Bill Vinovich, the head official from the Rams-Saints NFC Championship that ended with pitchforks over a missed pass-interference call, could not hide himself in the college basketball stripes he donned for BYU’s 71-66 win over Saint Mary’s on Thursday in Provo, Utah.
The crowd at the Marriott Center was ready for Vinovich, who, in the aftermath of Nickell Robey-Coleman slamming into Tommylee Lewis long before the pass arrived, claimed he had not yet seen the replay of the potential game-decider (thus making himself just about the only person not to see it).
A few members of the crowd got Vinovich’s attention early in the game during a timeout and asked, “Was it pass interference?” Vinovich, who has officiated NFL games from 2001-06 and 2012 through today, said, “I don’t wanna talk about that stuff,” and walked away.
Bill Vinovich when asked if it was a pass interference - “I don’t wanna talk about that stuff” pic.twitter.com/1rz4IpiKMn— matt (@MattMoon00) January 25, 2019
He didn’t wanna see that stuff, either. Other fans at the game brought a sign reading, “Bill, Don’t Screw These Saints!”
Bill Vinovich is one of the refs in the St. Mary's at BYU basketball game on ESPN2. Surprise No. 1: His crew overturned a call.
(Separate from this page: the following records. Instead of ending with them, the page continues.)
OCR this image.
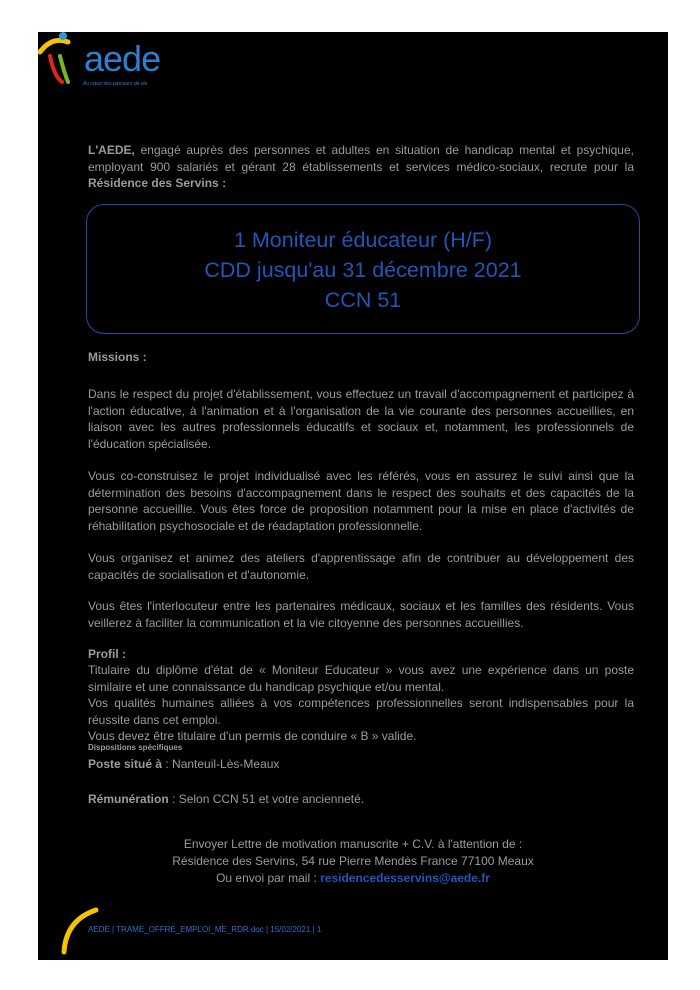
aede
Au cœur des parcours de vie
L'AEDE, engagé auprès des personnes et adultes en situation de handicap mental et psychique, employant 900 salariés et gérant 28 établissements et services médico-sociaux, recrute pour la Résidence des Servins :
1 Moniteur éducateur (H/F)
CDD jusqu'au 31 décembre 2021
CCN 51
Missions :
Dans le respect du projet d'établissement, vous effectuez un travail d'accompagnement et participez à l'action éducative, à l'animation et à l'organisation de la vie courante des personnes accueillies, en liaison avec les autres professionnels éducatifs et sociaux et, notamment, les professionnels de l'éducation spécialisée.
Vous co-construisez le projet individualisé avec les référés, vous en assurez le suivi ainsi que la détermination des besoins d'accompagnement dans le respect des souhaits et des capacités de la personne accueillie. Vous êtes force de proposition notamment pour la mise en place d'activités de réhabilitation psychosociale et de réadaptation professionnelle.
Vous organisez et animez des ateliers d'apprentissage afin de contribuer au développement des capacités de socialisation et d'autonomie.
Vous êtes l'interlocuteur entre les partenaires médicaux, sociaux et les familles des résidents. Vous veillerez à faciliter la communication et la vie citoyenne des personnes accueillies.
Profil :
Titulaire du diplôme d'état de « Moniteur Educateur » vous avez une expérience dans un poste similaire et une connaissance du handicap psychique et/ou mental.
Vos qualités humaines alliées à vos compétences professionnelles seront indispensables pour la réussite dans cet emploi.
Vous devez être titulaire d'un permis de conduire « B » valide.
Dispositions spécifiques
Poste situé à : Nanteuil-Lès-Meaux
Rémunération : Selon CCN 51 et votre ancienneté.
Envoyer Lettre de motivation manuscrite + C.V. à l'attention de :
Résidence des Servins, 54 rue Pierre Mendès France 77100 Meaux
Ou envoi par mail : residencedesservins@aede.fr
AEDE | TRAME_OFFRE_EMPLOI_ME_RDR.doc | 15/02/2021 | 1
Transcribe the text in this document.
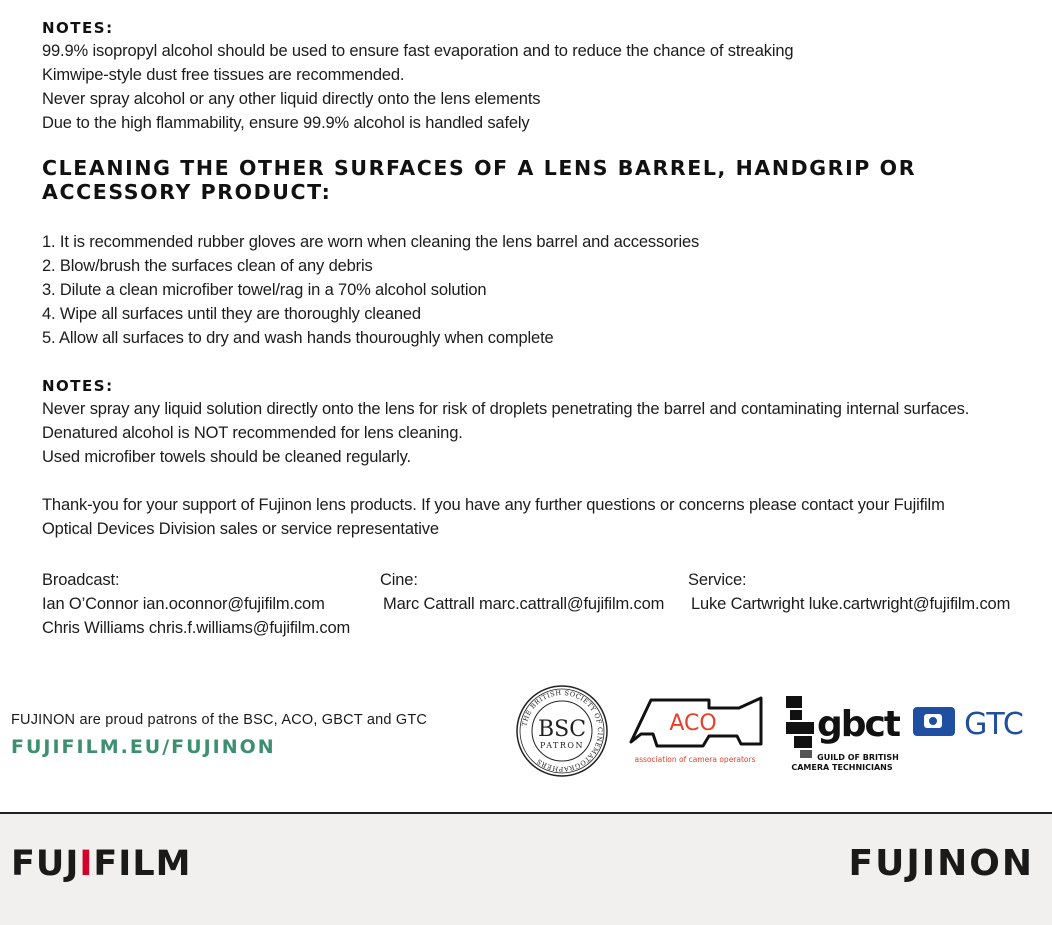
NOTES:
99.9% isopropyl alcohol should be used to ensure fast evaporation and to reduce the chance of streaking
Kimwipe-style dust free tissues are recommended.
Never spray alcohol or any other liquid directly onto the lens elements
Due to the high flammability, ensure 99.9% alcohol is handled safely
CLEANING THE OTHER SURFACES OF A LENS BARREL, HANDGRIP OR
ACCESSORY PRODUCT:
1. It is recommended rubber gloves are worn when cleaning the lens barrel and accessories
2. Blow/brush the surfaces clean of any debris
3. Dilute a clean microfiber towel/rag in a 70% alcohol solution
4. Wipe all surfaces until they are thoroughly cleaned
5. Allow all surfaces to dry and wash hands thouroughly when complete
NOTES:
Never spray any liquid solution directly onto the lens for risk of droplets penetrating the barrel and contaminating internal surfaces.
Denatured alcohol is NOT recommended for lens cleaning.
Used microfiber towels should be cleaned regularly.
Thank-you for your support of Fujinon lens products. If you have any further questions or concerns please contact your Fujifilm
Optical Devices Division sales or service representative
Broadcast:
Ian O’Connor ian.oconnor@fujifilm.com
Chris Williams chris.f.williams@fujifilm.com
Cine:
Marc Cattrall marc.cattrall@fujifilm.com
Service:
Luke Cartwright luke.cartwright@fujifilm.com
FUJINON are proud patrons of the BSC, ACO, GBCT and GTC
FUJIFILM.EU/FUJINON
THE BRITISH SOCIETY OF CINEMATOGRAPHERS
BSC
PATRON
ACO
association of camera operators
gbct
GUILD OF BRITISH
CAMERA TECHNICIANS
GTC
FUJIFILM	FUJINON
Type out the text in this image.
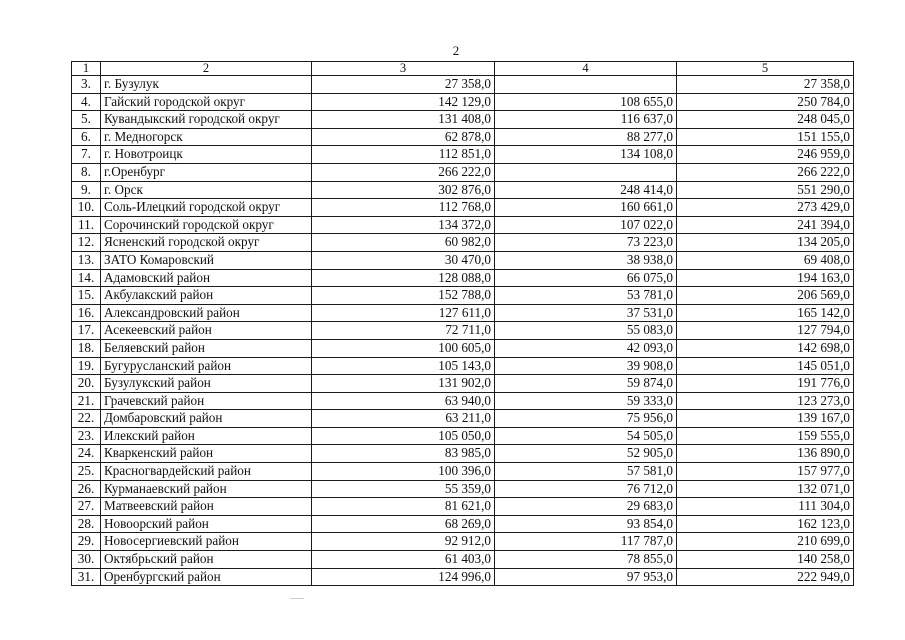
2
1	2	3	4	5
3.	г. Бузулук	27 358,0		27 358,0
4.	Гайский городской округ	142 129,0	108 655,0	250 784,0
5.	Кувандыкский городской округ	131 408,0	116 637,0	248 045,0
6.	г. Медногорск	62 878,0	88 277,0	151 155,0
7.	г. Новотроицк	112 851,0	134 108,0	246 959,0
8.	г.Оренбург	266 222,0		266 222,0
9.	г. Орск	302 876,0	248 414,0	551 290,0
10.	Соль-Илецкий городской округ	112 768,0	160 661,0	273 429,0
11.	Сорочинский городской округ	134 372,0	107 022,0	241 394,0
12.	Ясненский городской округ	60 982,0	73 223,0	134 205,0
13.	ЗАТО Комаровский	30 470,0	38 938,0	69 408,0
14.	Адамовский район	128 088,0	66 075,0	194 163,0
15.	Акбулакский район	152 788,0	53 781,0	206 569,0
16.	Александровский район	127 611,0	37 531,0	165 142,0
17.	Асекеевский район	72 711,0	55 083,0	127 794,0
18.	Беляевский район	100 605,0	42 093,0	142 698,0
19.	Бугурусланский район	105 143,0	39 908,0	145 051,0
20.	Бузулукский район	131 902,0	59 874,0	191 776,0
21.	Грачевский район	63 940,0	59 333,0	123 273,0
22.	Домбаровский район	63 211,0	75 956,0	139 167,0
23.	Илекский район	105 050,0	54 505,0	159 555,0
24.	Кваркенский район	83 985,0	52 905,0	136 890,0
25.	Красногвардейский район	100 396,0	57 581,0	157 977,0
26.	Курманаевский район	55 359,0	76 712,0	132 071,0
27.	Матвеевский район	81 621,0	29 683,0	111 304,0
28.	Новоорский район	68 269,0	93 854,0	162 123,0
29.	Новосергиевский район	92 912,0	117 787,0	210 699,0
30.	Октябрьский район	61 403,0	78 855,0	140 258,0
31.	Оренбургский район	124 996,0	97 953,0	222 949,0
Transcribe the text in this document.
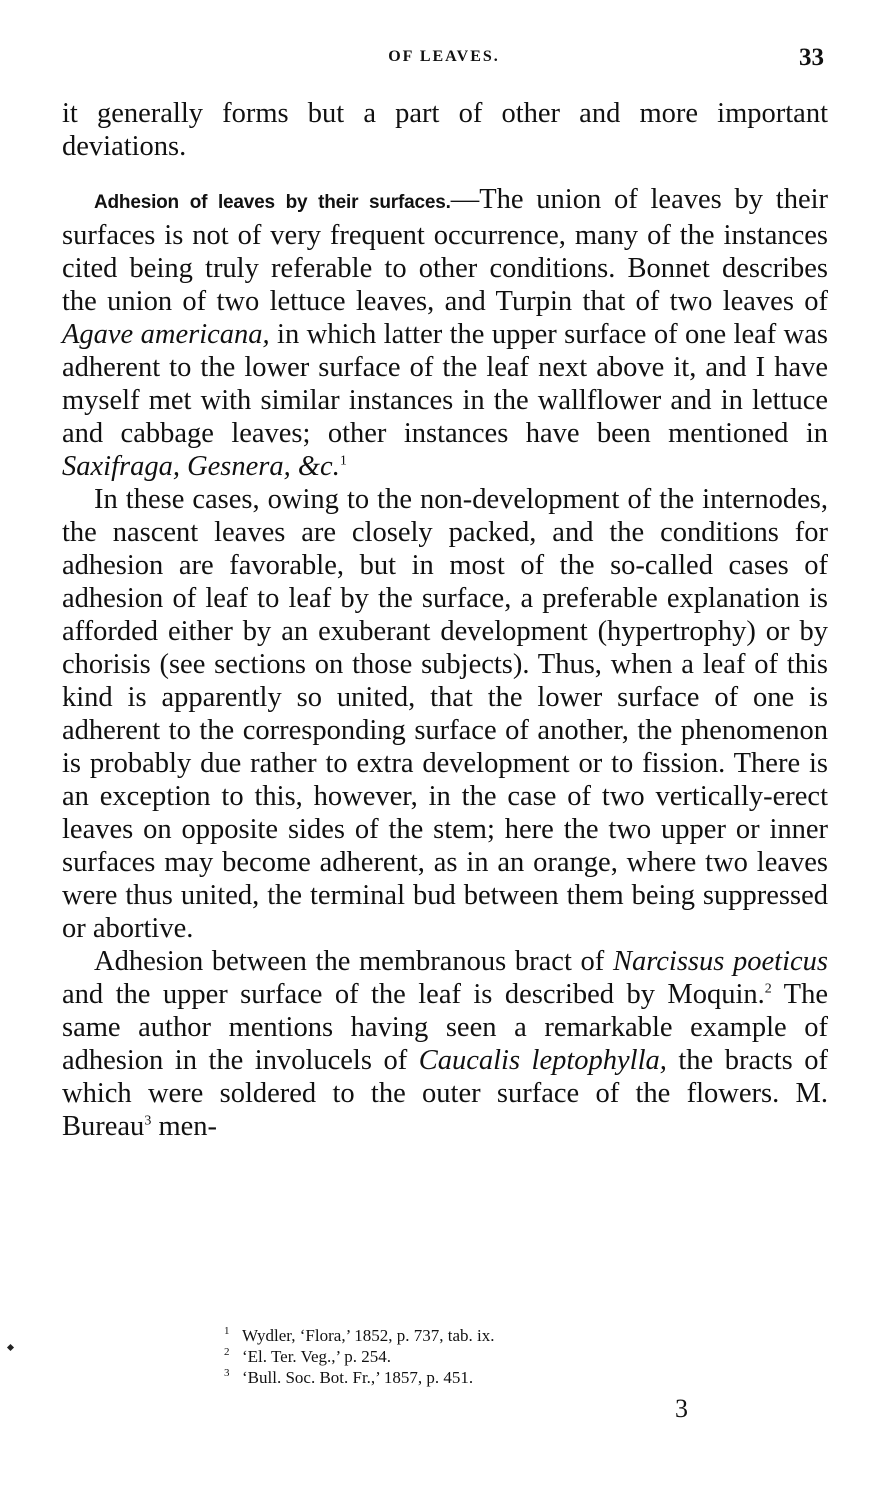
OF LEAVES.	33

it generally forms but a part of other and more important deviations.

Adhesion of leaves by their surfaces.—The union of leaves by their surfaces is not of very frequent occurrence, many of the instances cited being truly referable to other conditions. Bonnet describes the union of two lettuce leaves, and Turpin that of two leaves of Agave americana, in which latter the upper surface of one leaf was adherent to the lower surface of the leaf next above it, and I have myself met with similar instances in the wallflower and in lettuce and cabbage leaves; other instances have been mentioned in Saxifraga, Gesnera, &c.$^1$

In these cases, owing to the non-development of the internodes, the nascent leaves are closely packed, and the conditions for adhesion are favorable, but in most of the so-called cases of adhesion of leaf to leaf by the surface, a preferable explanation is afforded either by an exuberant development (hypertrophy) or by chorisis (see sections on those subjects). Thus, when a leaf of this kind is apparently so united, that the lower surface of one is adherent to the corresponding surface of another, the phenomenon is probably due rather to extra development or to fission. There is an exception to this, however, in the case of two vertically-erect leaves on opposite sides of the stem; here the two upper or inner surfaces may become adherent, as in an orange, where two leaves were thus united, the terminal bud between them being suppressed or abortive.

Adhesion between the membranous bract of Narcissus poeticus and the upper surface of the leaf is described by Moquin.$^2$ The same author mentions having seen a remarkable example of adhesion in the involucels of Caucalis leptophylla, the bracts of which were soldered to the outer surface of the flowers. M. Bureau$^3$ men-

1 Wydler, ‘Flora,’ 1852, p. 737, tab. ix.
2 ‘El. Ter. Veg.,’ p. 254.
3 ‘Bull. Soc. Bot. Fr.,’ 1857, p. 451.
3
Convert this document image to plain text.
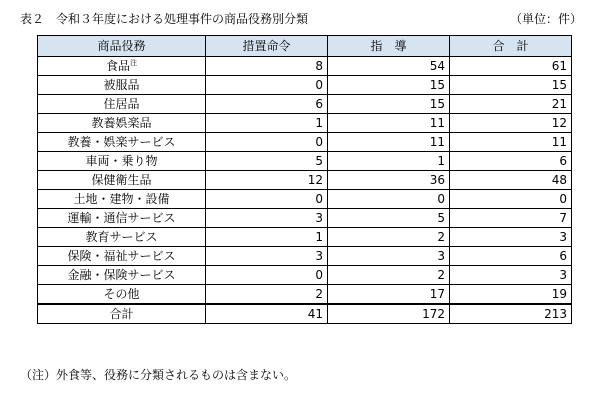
表２　令和３年度における処理事件の商品役務別分類	（単位：件）
商品役務	措置命令	指　導	合　計
食品$^注$	8	54	61
被服品	0	15	15
住居品	6	15	21
教養娯楽品	1	11	12
教養・娯楽サービス	0	11	11
車両・乗り物	5	1	6
保健衛生品	12	36	48
土地・建物・設備	0	0	0
運輸・通信サービス	3	5	7
教育サービス	1	2	3
保険・福祉サービス	3	3	6
金融・保険サービス	0	2	3
その他	2	17	19
合計	41	172	213
（注）外食等、役務に分類されるものは含まない。
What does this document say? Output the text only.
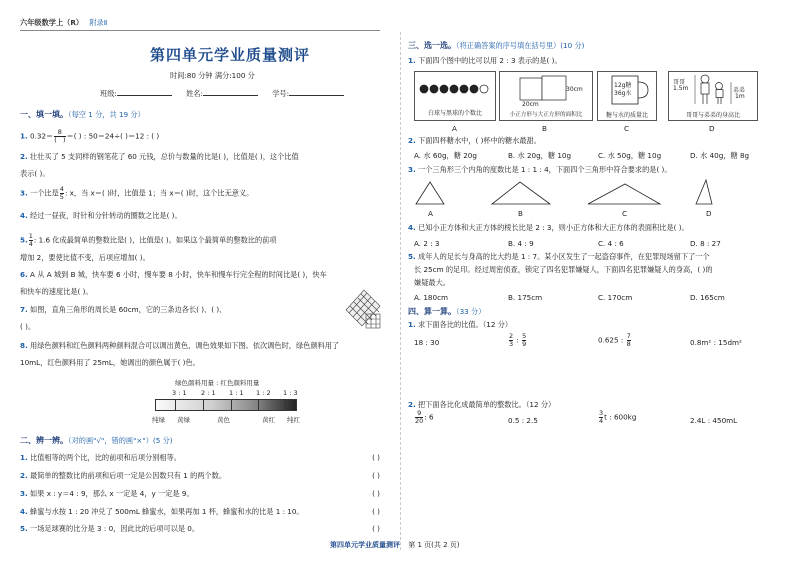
六年级数学上（R） 附录Ⅱ
第四单元学业质量测评
时间:80 分钟 满分:100 分
班级:	姓名:	学号:
一、填一填。（每空 1 分，共 19 分）
1. $0.32= \frac{8}{( )}$ ＝( ) : 50＝24÷( )＝12 : ( )
2. 壮壮买了 5 支同样的钢笔花了 60 元钱，总价与数量的比是( )，比值是( )，这个比值
表示( )。
3. 一个比是 $\frac{4}{5}$ : x，当 x＝( )时，比值是 1；当 x＝( )时，这个比无意义。
4. 经过一昼夜，时针和分针转动的圈数之比是( )。
5. $\frac{1}{4}$ : 1.6 化成最简单的整数比是( )，比值是( )。如果这个最简单的整数比的前项
增加 2，要使比值不变，后项应增加( )。
6. A 从 A 城到 B 城，快车要 6 小时，慢车要 8 小时，快车和慢车行完全程的时间比是( )，快车
和快车的速度比是( )。
7. 如图，直角三角形的周长是 60cm，它的三条边各长( )、( )、
( )。
8. 用绿色颜料和红色颜料两种颜料混合可以调出黄色，调色效果如下图。依次调色时，绿色颜料用了
10mL，红色颜料用了 25mL，她调出的颜色属于( )色。
绿色颜料用量 : 红色颜料用量
3 : 1 2 : 1 1 : 1 1 : 2 1 : 3
纯绿 黄绿	黄色	黄红 纯红
二、辨一辨。（对的画"√"，错的画"×"）(5 分)
1. 比值相等的两个比，比的前项和后项分别相等。	( )
2. 最简单的整数比的前项和后项一定是公因数只有 1 的两个数。	( )
3. 如果 x : y＝4 : 9，那么 x 一定是 4，y 一定是 9。	( )
4. 蜂蜜与水按 1 : 20 冲兑了 500mL 蜂蜜水，如果再加 1 杯，蜂蜜和水的比是 1 : 10。	( )
5. 一场足球赛的比分是 3 : 0，因此比的后项可以是 0。	( )
三、选一选。（将正确答案的序号填在括号里）(10 分)
1. 下面四个图中的比可以用 2 : 3 表示的是( )。
白球与黑球的个数比
30cm
20cm
小正方形与大正方形的面积比
12g糖
36g水
糖与水的质量比
哥哥
1.5m	弟弟
1m
哥哥与弟弟的身高比
A	B	C	D
2. 下面四杯糖水中，( )杯中的糖水最甜。
A. 水 60g，糖 20g	B. 水 20g，糖 10g	C. 水 50g，糖 10g	D. 水 40g，糖 8g
3. 一个三角形三个内角的度数比是 1 : 1 : 4，下面四个三角形中符合要求的是( )。
A	B	C	D
4. 已知小正方体和大正方体的棱长比是 2 : 3，则小正方体和大正方体的表面积比是( )。
A. 2 : 3	B. 4 : 9	C. 4 : 6	D. 8 : 27
5. 成年人的足长与身高的比大约是 1 : 7。某小区发生了一起盗窃事件，在犯罪现场留下了一个
长 25cm 的足印。经过周密侦查，锁定了四名犯罪嫌疑人，下面四名犯罪嫌疑人的身高，( )的
嫌疑最大。
A. 180cm	B. 175cm	C. 170cm	D. 165cm
四、算一算。（33 分）
1. 求下面各比的比值。（12 分）
18 : 30	$\frac{2}{3}$ : $\frac{5}{9}$	0.625 : $\frac{7}{8}$	0.8m² : 15dm²
2. 把下面各比化成最简单的整数比。（12 分）
$\frac{9}{20}$ : 6	0.5 : 2.5	$\frac{3}{4}$ t : 600kg	2.4L : 450mL
第四单元学业质量测评 第 1 页(共 2 页)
Surprise No. 2: He's not working the UCLA game at Pauley Pavilion. pic.twitter.com/Hvd7N3a2xv— John Bialas (@johnbialas) January 25, 2019
The sign apparently didn’t last long, with a BYU radio host reporting Vinovich asked the sign to be removed.
REFS ALL HAD TIES TO CALIFORNIA
Meanwhile it was reported on ESPN that there is concern around the league that four officials with Southern California ties worked the game.
The piece cautions that the NFL does not actually believe the game was fixed and that these Angelenos skilfully directed a close game into overtime and ensured a Rams victory.
However, there are some around the league concerned with the peripherals of the refs’ backgrounds, especially because those most responsible for blowing the pass interference call near the end of regulation are from or live in California.
Vinovich is from Newport Beach. According to ESPN, down judge Patrick Turner — who was supposed to follow Lewis on the play — is from Lakewood.
The report states side judge Gary Cavaletto, whose eyes were on Lewis as Drew Brees passed to him, lives in Santa Barbara. And back judge Todd Prukop, essentially the safety on the play, lives in Mission Viejo.
“The NFL put (itself) in a bad situation,” one officiating source told ESPN.
“This is stuff that has to be taken care of prior to game. It’s just guys not thinking of what’s going on, nobody doing their checks and balances. The league is usually pretty much on top of it. This is one that slipped through the cracks.”
The Saints declined comment to ESPN, but their fans have not denied any comment to anyone ever. There is a lawsuit from a New Orleans lawyer charging commissioner Roger Goodell to overturn the result, which brought the Rams into the Super Bowl and left the Saints crushed.
“Officiating assignments are based on performance and not geographic location,” a league spokesman told ESPN.